L’Autorité européenne pour la sécurité des aliments (EFSA) et la FDA américaine, qui ont travaillé en étroite collaboration sur le dossier du clonage, sont arrivées à la même conclusion : les produits issus de clones sont peu susceptibles d’avoir un impact négatif sur la santé humaine.

« Sur la base d’un certain nombre de paramètres, dont des paramètres physiologiques et cliniques, des animaux clonés sains et leur descendance en bonne santé ne présentent aucune différence importante par rapport à leurs homologues traditionnels », estime l’EFSA, dans un projet d’avis qui fait l’objet d’une consultation publique jusqu’au 25 février prochain http : //www. efsa. europa. eu/EFSA/efsa_locale-1178620753816_1178676923092. htm. Selon cette agence, l’impact négatif pour la santé et le bien-être des animaux de cette technologie va être réduit dans les prochaines années grâce aux progrès réalisés par la recherche.

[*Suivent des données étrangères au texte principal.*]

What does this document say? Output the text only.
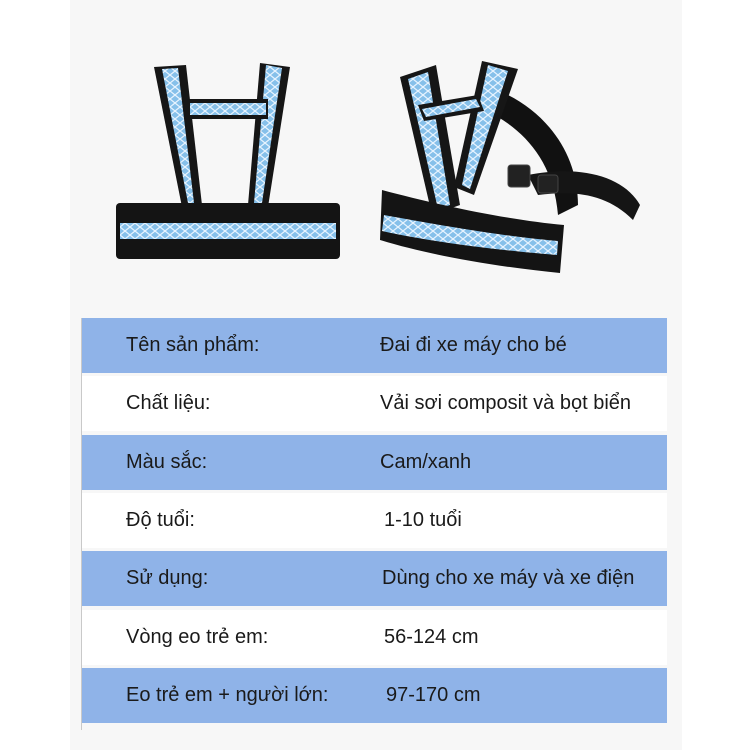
Tên sản phẩm:	Đai đi xe máy cho bé
Chất liệu:	Vải sơi composit và bọt biển
Màu sắc:	Cam/xanh
Độ tuổi:	1-10 tuổi
Sử dụng:	Dùng cho xe máy và xe điện
Vòng eo trẻ em:	56-124 cm
Eo trẻ em + người lớn:	97-170 cm
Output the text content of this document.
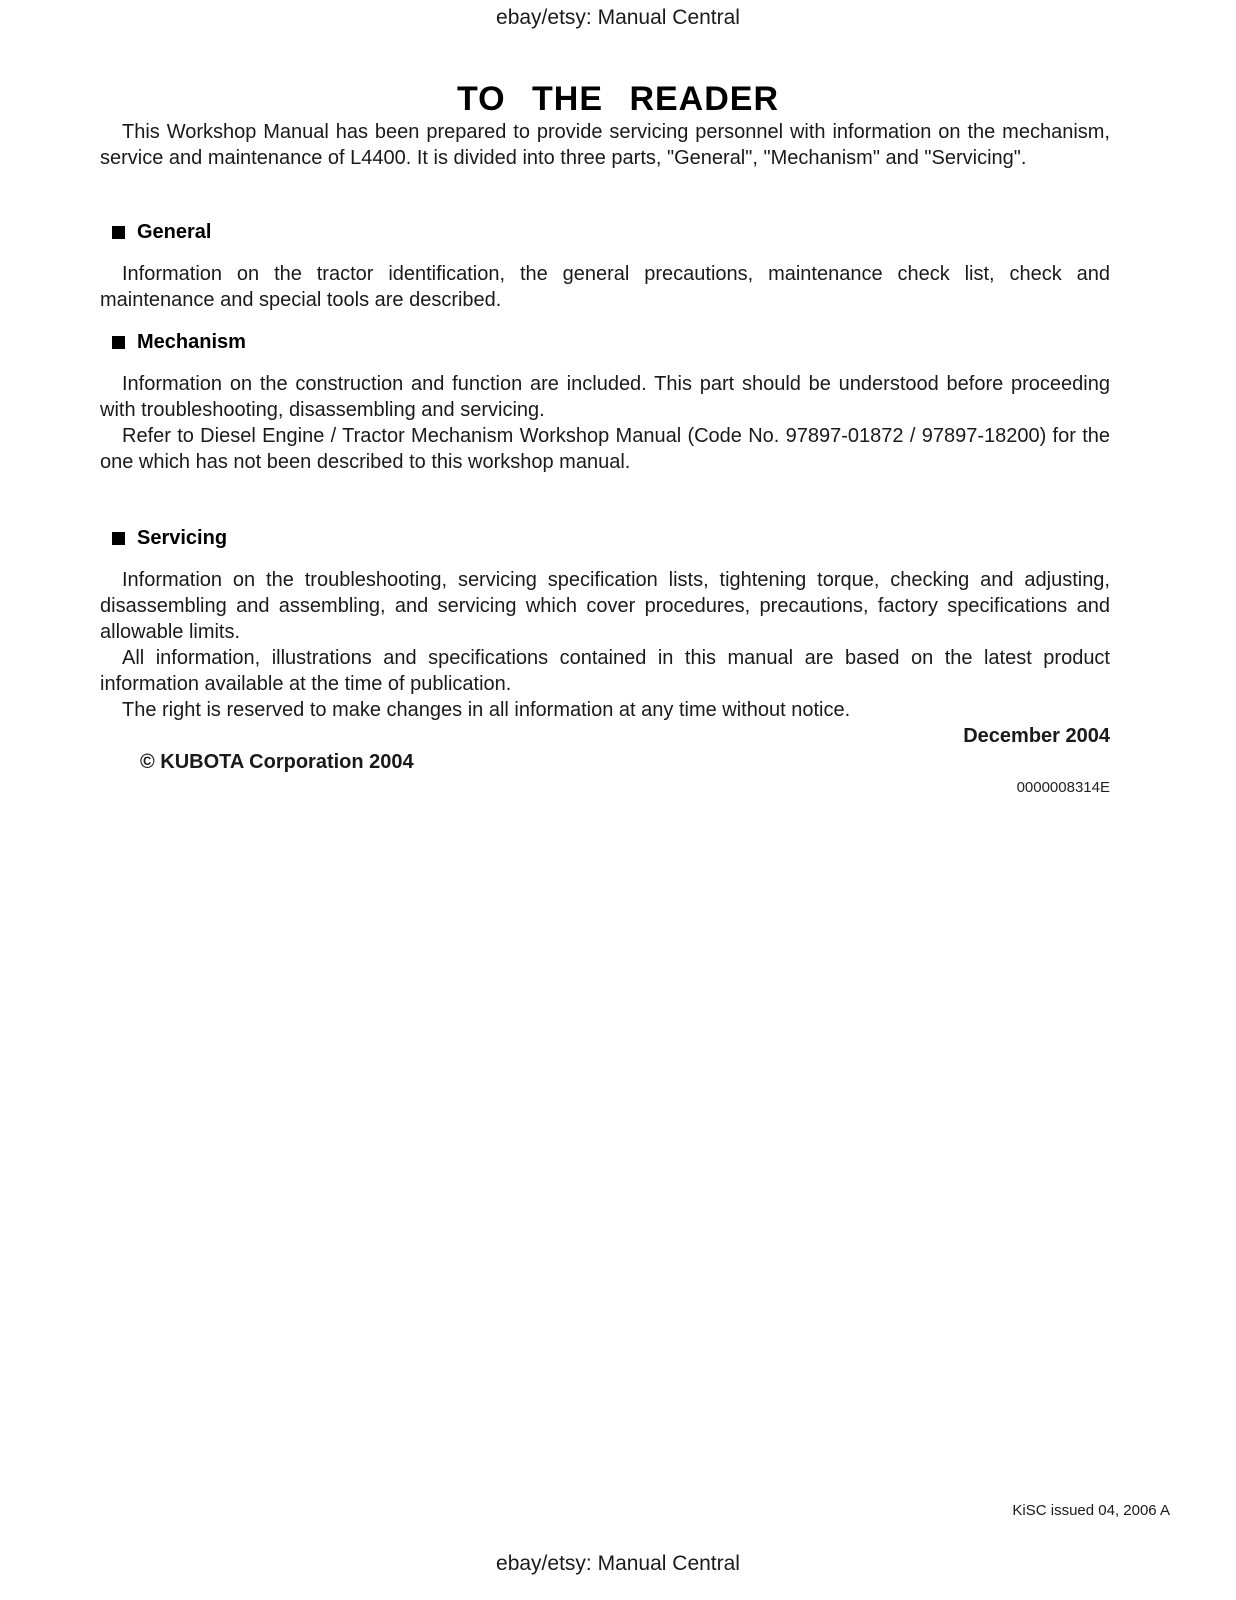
ebay/etsy: Manual Central
TO THE READER

This Workshop Manual has been prepared to provide servicing personnel with information on the mechanism, service and maintenance of L4400. It is divided into three parts, "General", "Mechanism" and "Servicing".

General

Information on the tractor identification, the general precautions, maintenance check list, check and maintenance and special tools are described.

Mechanism

Information on the construction and function are included. This part should be understood before proceeding with troubleshooting, disassembling and servicing.

Refer to Diesel Engine / Tractor Mechanism Workshop Manual (Code No. 97897-01872 / 97897-18200) for the one which has not been described to this workshop manual.

Servicing

Information on the troubleshooting, servicing specification lists, tightening torque, checking and adjusting, disassembling and assembling, and servicing which cover procedures, precautions, factory specifications and allowable limits.

All information, illustrations and specifications contained in this manual are based on the latest product information available at the time of publication.

The right is reserved to make changes in all information at any time without notice.

December 2004

© KUBOTA Corporation 2004

0000008314E

KiSC issued 04, 2006 A
ebay/etsy: Manual Central
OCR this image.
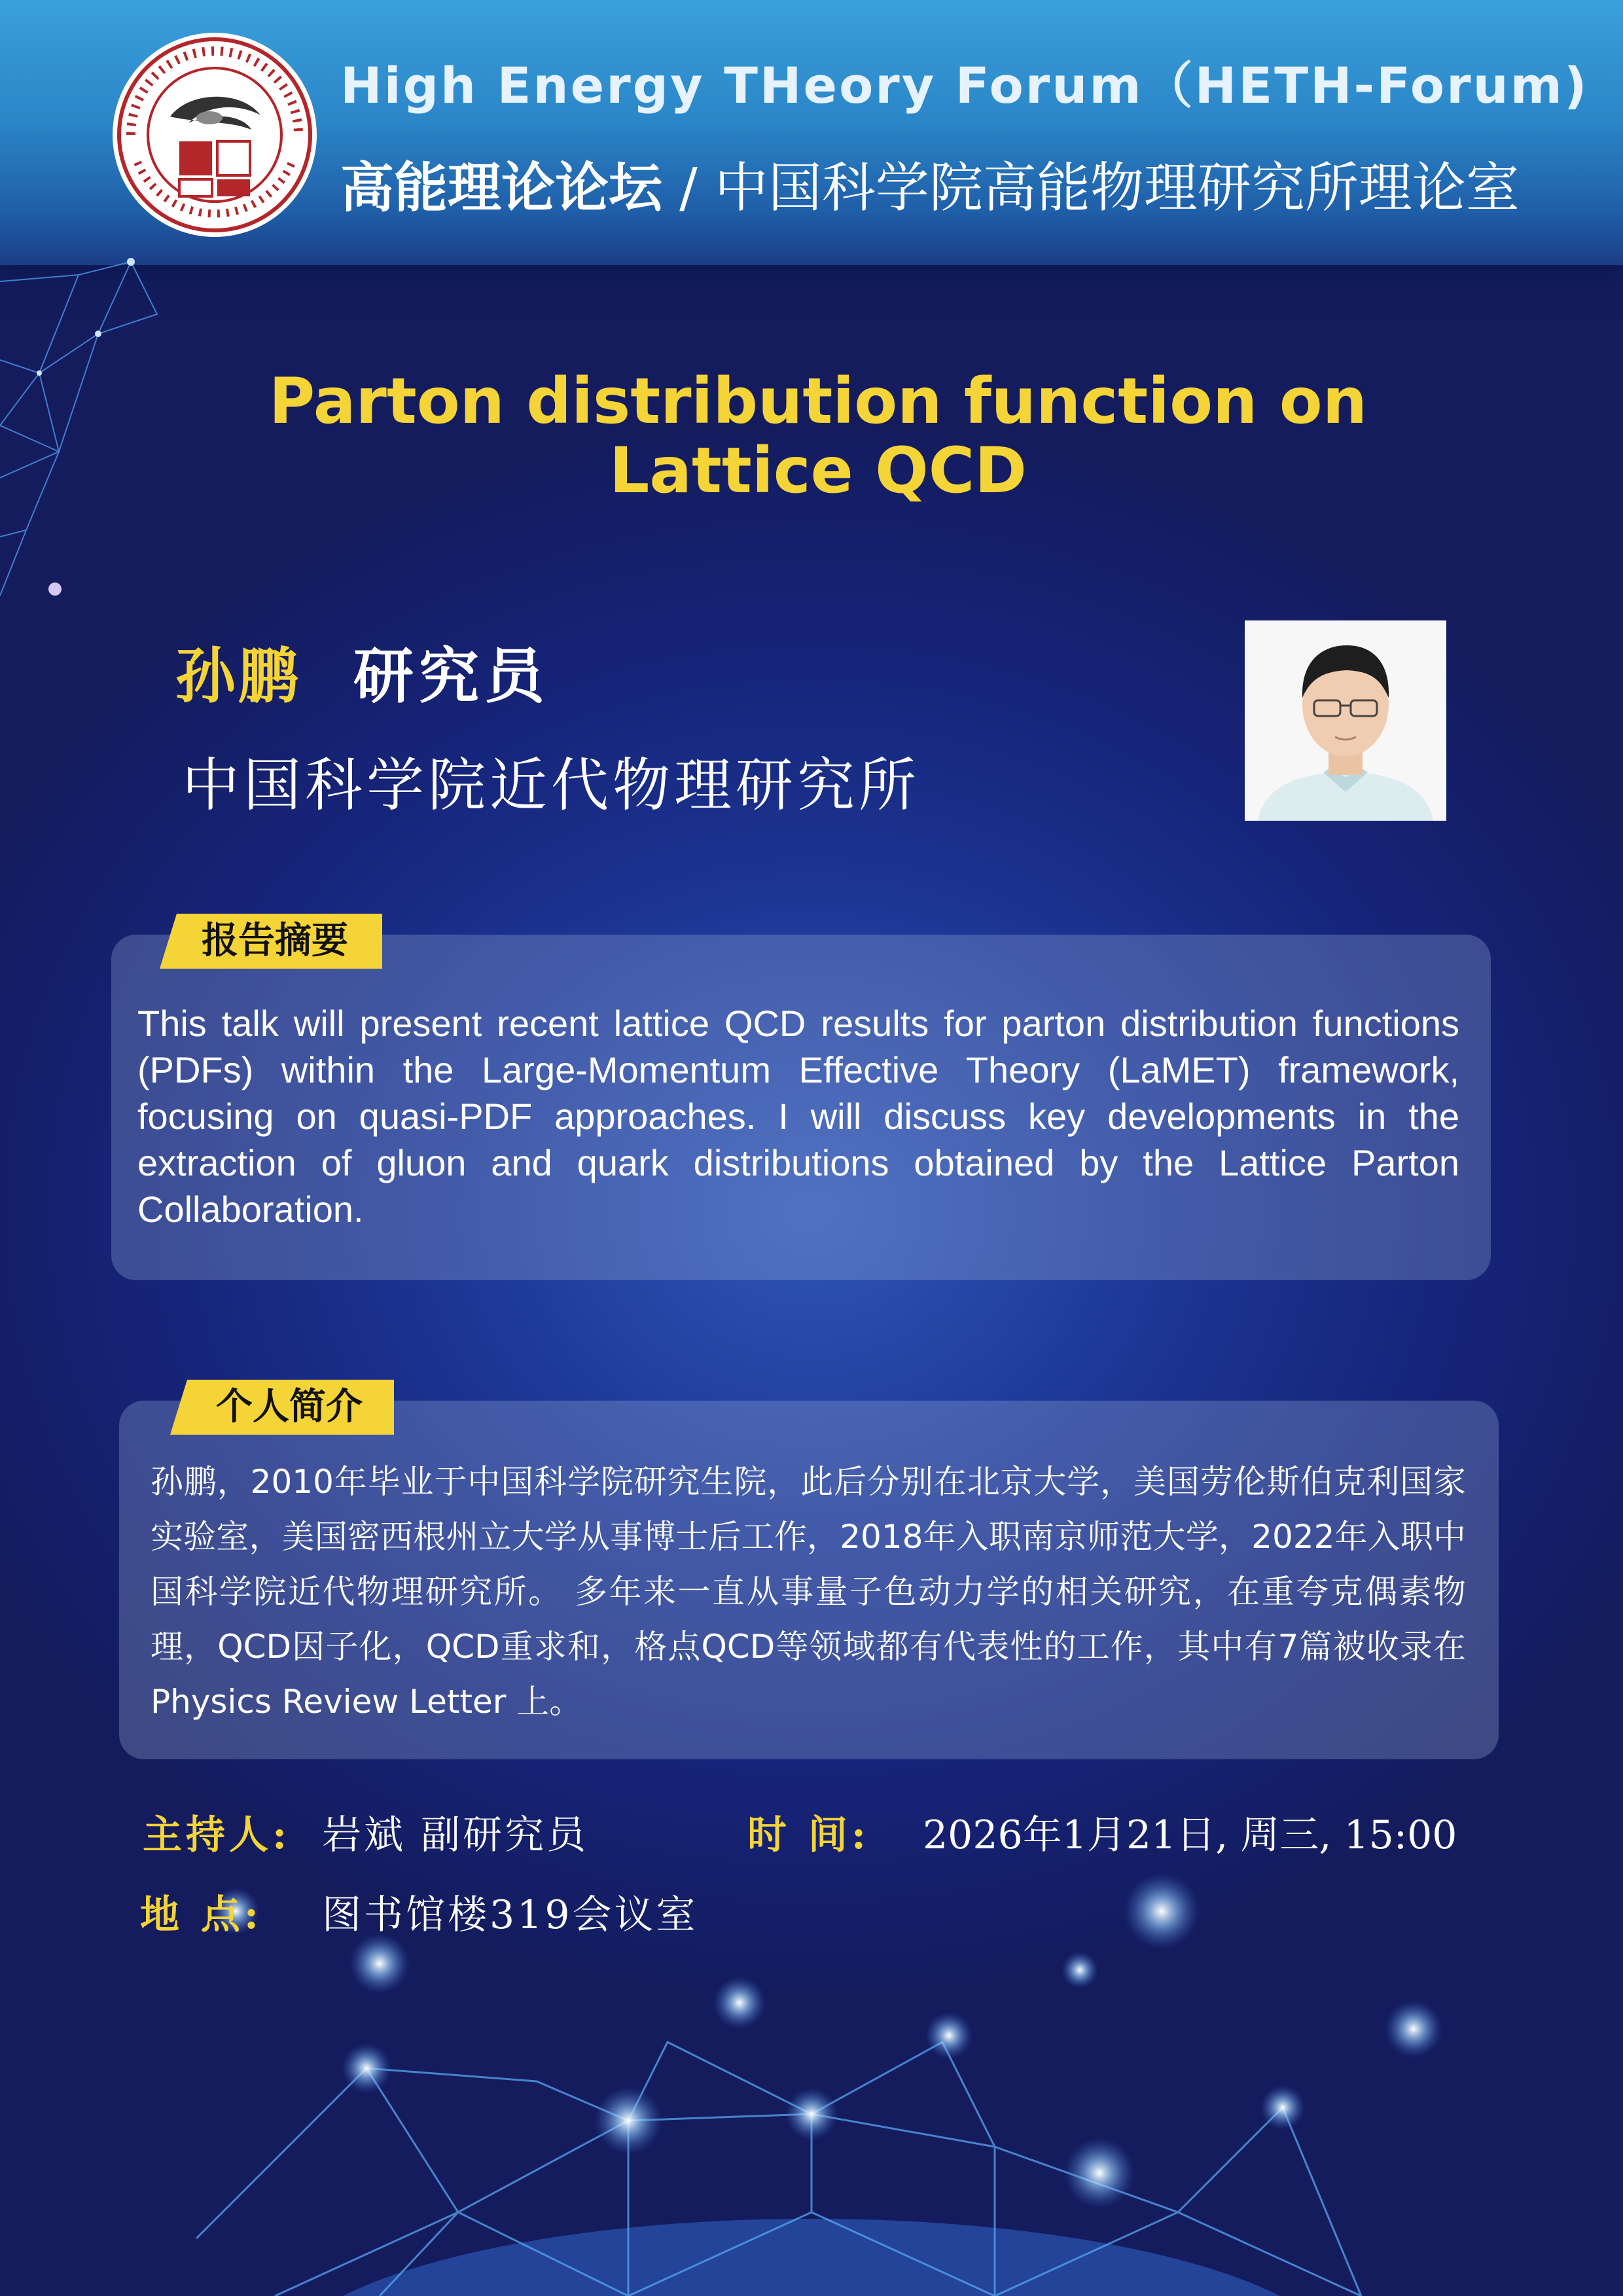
High Energy THeory Forum（HETH-Forum)
高能理论论坛 / 中国科学院高能物理研究所理论室
Parton distribution function on
Lattice QCD
孙鹏 研究员
中国科学院近代物理研究所
报告摘要
This talk will present recent lattice QCD results for parton distribution functions (PDFs) within the Large-Momentum Effective Theory (LaMET) framework, focusing on quasi-PDF approaches. I will discuss key developments in the extraction of gluon and quark distributions obtained by the Lattice Parton Collaboration.
个人简介
孙鹏，2010年毕业于中国科学院研究生院，此后分别在北京大学，美国劳伦斯伯克利国家实验室，美国密西根州立大学从事博士后工作，2018年入职南京师范大学，2022年入职中国科学院近代物理研究所。 多年来一直从事量子色动力学的相关研究，在重夸克偶素物理，QCD因子化，QCD重求和，格点QCD等领域都有代表性的工作，其中有7篇被收录在Physics Review Letter 上。
主持人: 岩斌 副研究员	时 间: 2026年1月21日, 周三, 15:00
地 点: 图书馆楼319会议室
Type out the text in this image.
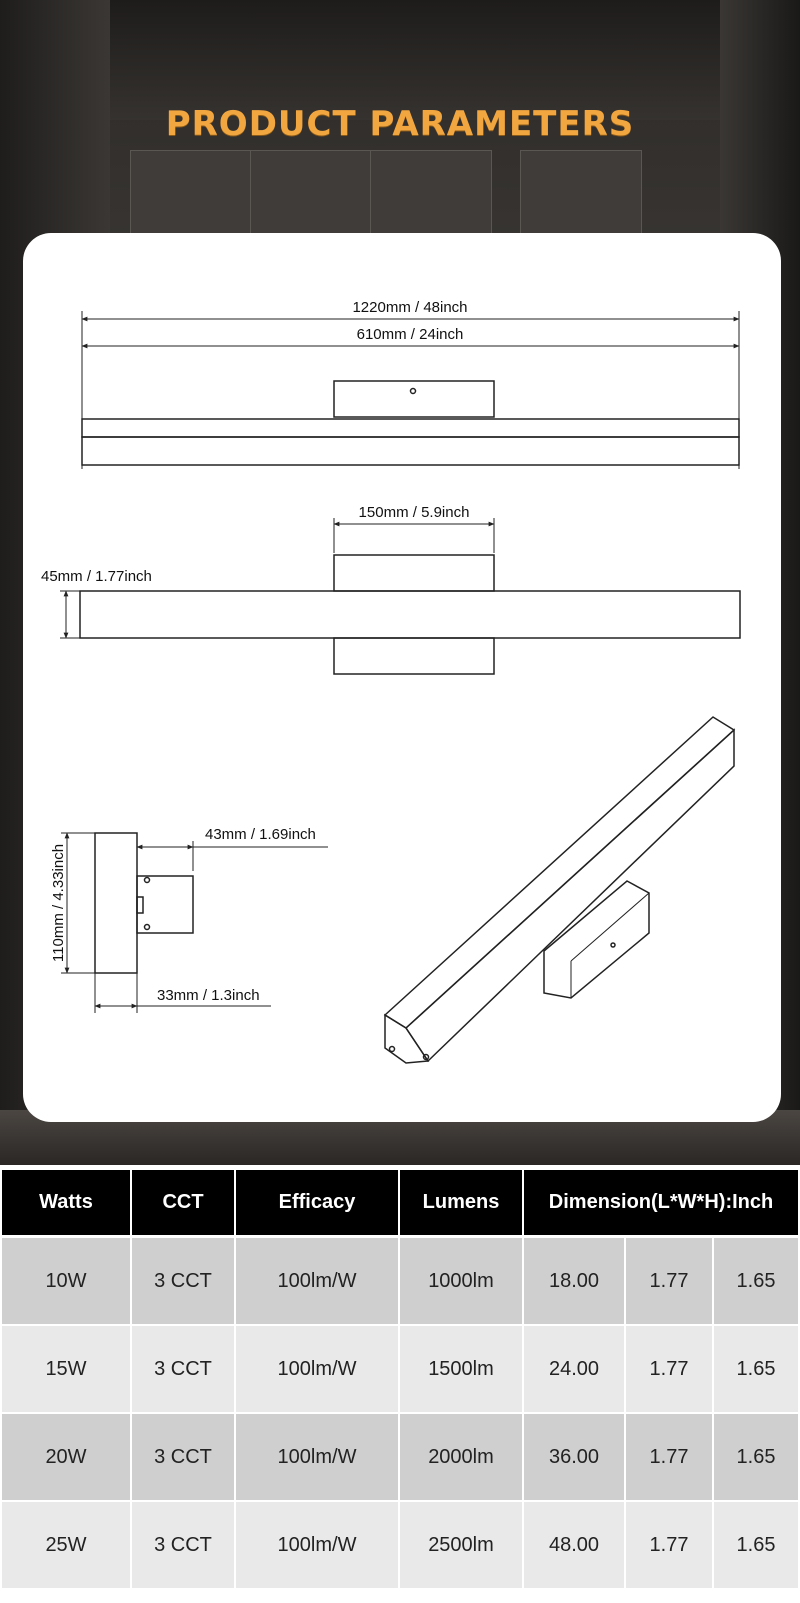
PRODUCT PARAMETERS
1220mm / 48inch
610mm / 24inch
150mm / 5.9inch
45mm / 1.77inch
43mm / 1.69inch
110mm / 4.33inch
33mm / 1.3inch
Watts	CCT	Efficacy	Lumens	Dimension(L*W*H):Inch
10W	3 CCT	100lm/W	1000lm	18.00	1.77	1.65
15W	3 CCT	100lm/W	1500lm	24.00	1.77	1.65
20W	3 CCT	100lm/W	2000lm	36.00	1.77	1.65
25W	3 CCT	100lm/W	2500lm	48.00	1.77	1.65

« Risque très improbable »

De plus, « les produits alimentaires obtenus à partir de clones sains de bovins et de porcins, ainsi que de leur descendance, c’est-à-dire la viande et le lait, se situent dans les valeurs normales, en ce qui concerne la composition et la valeur nutritionnelle des produits similaires obtenus à partir d’animaux reproduits de manière classique ». L’EFSA considère donc qu’il est « très improbable qu’il y ait une quelconque différence en termes de sécurité des aliments entre les produits alimentaires issus de clones et de leur progéniture, par rapport à ceux dérivés d’animaux reproduits de manière classique ».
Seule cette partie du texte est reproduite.